Report from the Field
A fairly typical ExaGrid user, MemorialCare Medical Centers runs six hospitals in Los Angeles and Orange County, Calif. With patient and business data to protect, backups were taking up to 18 hours a day and much of the IT staff’s time, and consumed up to 300 tapes a week, says Jorge Cepeda, network engineer. With the ExaGrid system, backup time was reduced to 8 hours and the process was “painless,” Cepeda says. MemorialCare plans to install ExaGrid systems at all its hospitals in order to replicate data for disaster recovery.
In a report issued earlier this year, Enterprise Strategy Group said its ESG Lab tests “confirmed that ExaGrid backup-to-disk solutions combine the benefits of high-density SATA drives, post-process data de-duplication and scalable grid architecture to provide a cost-effective, energy-efficient alternative to tape.” According to the report’s lead author, ESG analyst Claude Bouffard, “Organizations struggling with the cost, complexity, and risk associated with tape backups would be wise to consider the bottom-line savings that can be achieved with ExaGrid: faster backups, quicker and more reliable restores, lower risk, lower expenses … and last, but not least, a greener solution with optimized power and cooling.”

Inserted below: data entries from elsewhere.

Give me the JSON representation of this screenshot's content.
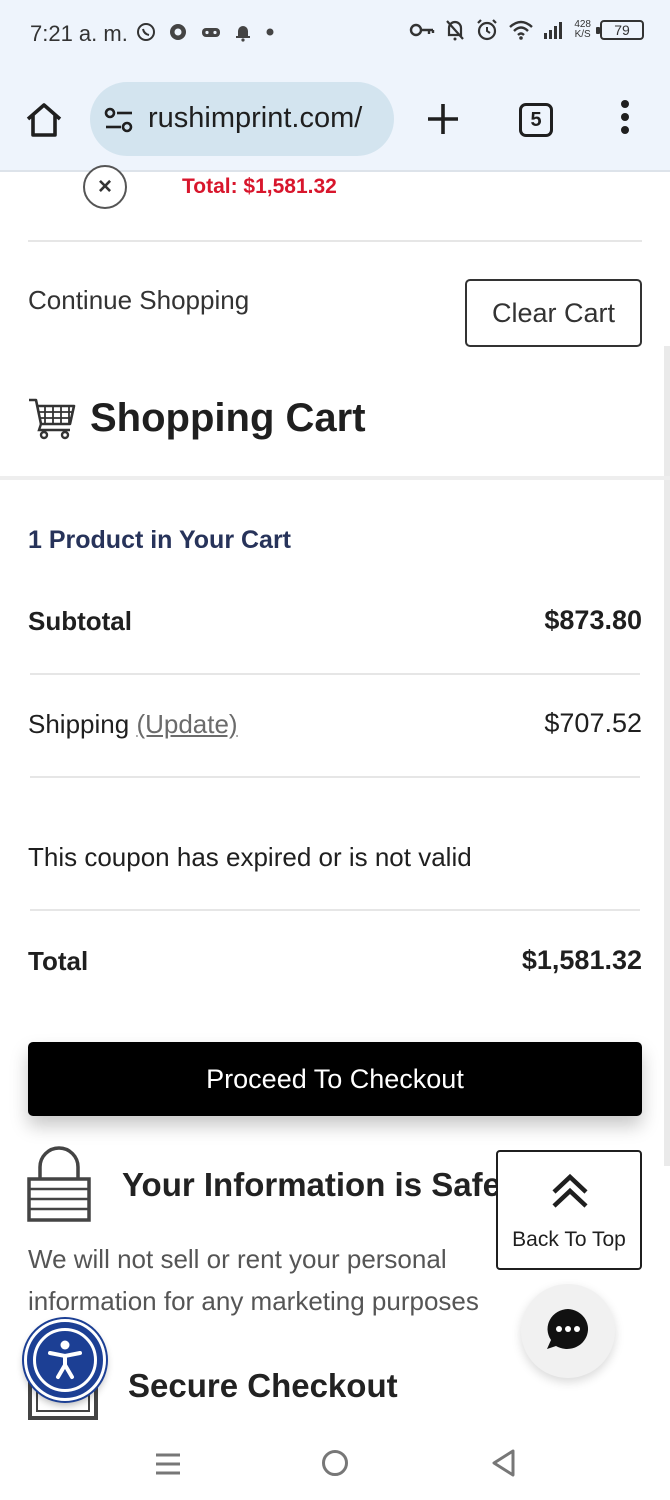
{
  "status_bar": {
    "time": "7:21 a. m.",
    "left_icons": [
      "whatsapp-icon",
      "chrome-icon",
      "game-icon",
      "notification-bell-icon",
      "dot-icon"
    ],
    "right_icons": [
      "key-icon",
      "bell-off-icon",
      "alarm-icon",
      "wifi-icon",
      "signal-icon"
    ],
    "net_speed_value": "428",
    "net_speed_unit": "K/S",
    "battery": "79"
  },
  "browser": {
    "url": "rushimprint.com/",
    "tab_count": "5"
  },
  "mini_cart": {
    "total_text": "Total: $1,581.32",
    "close_glyph": "×"
  },
  "actions": {
    "continue_shopping": "Continue Shopping",
    "clear_cart": "Clear Cart"
  },
  "cart": {
    "heading": "Shopping Cart",
    "product_count": "1 Product in Your Cart",
    "subtotal_label": "Subtotal",
    "subtotal_value": "$873.80",
    "shipping_label": "Shipping",
    "shipping_update": "(Update)",
    "shipping_value": "$707.52",
    "coupon_message": "This coupon has expired or is not valid",
    "total_label": "Total",
    "total_value": "$1,581.32",
    "checkout_button": "Proceed To Checkout"
  },
  "trust": {
    "safe_title": "Your Information is Safe",
    "safe_text": "We will not sell or rent your personal information for any marketing purposes",
    "secure_title": "Secure Checkout"
  },
  "floating": {
    "back_to_top": "Back To Top",
    "chat_icon": "chat-bubble-icon",
    "accessibility_icon": "accessibility-icon"
  },
  "colors": {
    "mini_total_red": "#d8162c",
    "product_count_navy": "#27335a",
    "checkout_black": "#000000",
    "accessibility_blue": "#1c3f94",
    "browser_bar_bg": "#eef4fc",
    "url_pill_bg": "#d3e4ef"
  }
}
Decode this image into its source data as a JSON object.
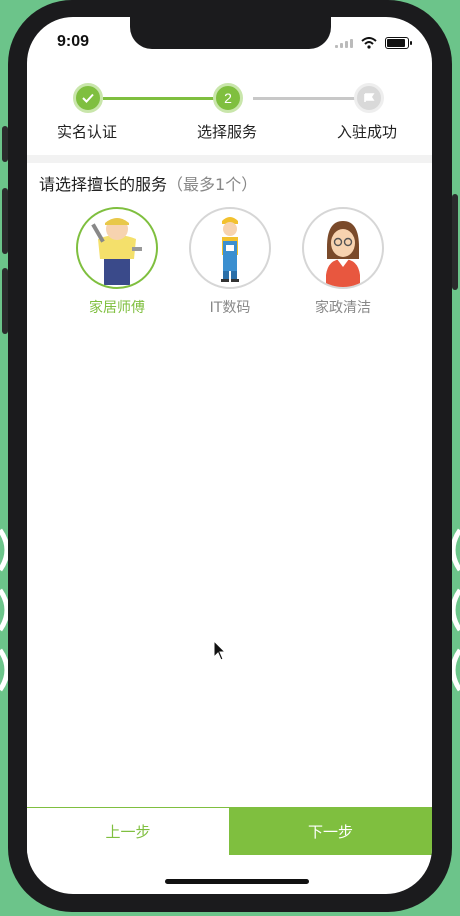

The Taneja Group issued a statement as part of ExaGrid’s announcement last week in which senior analyst Jeff Boles said that in Taneja’s lab tests, “ExaGrid easily performed, scaled, and de-duplicated right out-of-the-box. ExaGrid’s scalability makes their performance claims even more compelling.” In a 2007 study, Taneja Group analysts recommended that organizations seeking a disk-based solution (“no longer optional,” they said) that delivers “ROI, reliability, flexibility, and demonstrable ease of use” should start with ExaGrid.
“I doubt we can ever make backup fun,” Andrews says. “but we will keep trying to make it better.”